I kind of took on the role of keeping the ball rolling, but the response to the notices and idea exchanges is getting less and less.  I guess I should take the silence as a hint, that I'm no longer "cute" but perhaps, "annoying."

So, I have decided that no matter what, I would go on and do things for myself. 

I put the invitation out there, but I'm not going to sit alone at home and bemoan that no one would do things with me.  I'm going to push through and even if it means doing things stag, I will still do them.

I could be miserable at home alone, OR I could be doing something that may be fun, and yeah, it would be more fun with others, but I don't need others to make me happy. 

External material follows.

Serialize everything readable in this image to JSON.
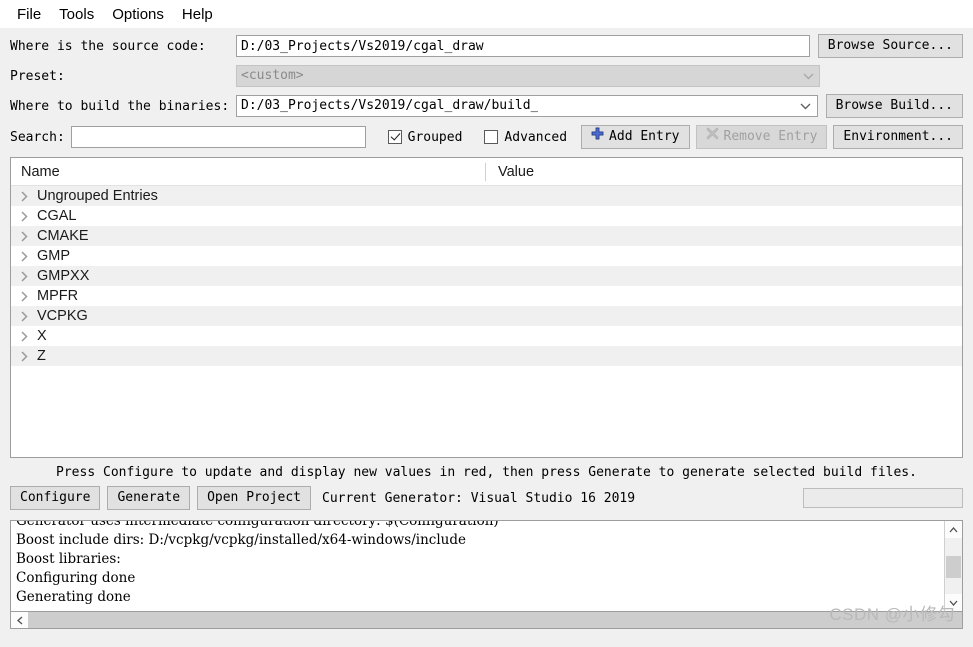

So maybe I am finally growing up.  I really don't like being alone.  I don't like doing things alone.  But had I not gone on vacation alone, I would never have experienced Savannah, nor would I have got to meet and share the experiences of interesting people from all over.  Those experiences are my experience now and they are priceless.

I'll go to the dinner theater, and I will sit with other groups and kinda blend in with them and maybe be welcomed into their conversations.  I am going to do this fun walk, and even though I represent only me, I'm sure there will be others along the way to share conversation with.

I will keep going out to eat on my own and sit up at the bar and just talk to people, even if it is just the bartender because each time I do, I get a bit better at being a whole person. 

I don't want to be needy.  I want to set my own pace and walk my own path and share it with whoever is also on that same path for however brief it is.

I had a wonderful time in NYC and I shared it with some awesome women.  We have had the experience of getting out together twice since.  It may most likely be the last time together, but I am better for it.

The biggest mistake I made in my marriage was assuming I didn't need anyone else because I had my ex-husband.  That is when I stopped being an individual and became just property.  He may have treated my like property, but I was the one that gave him permission to do so.

I'm not property and I'm valuable and worth knowing, even if that is just for a 2.5 mile walk around downtown Johnson City.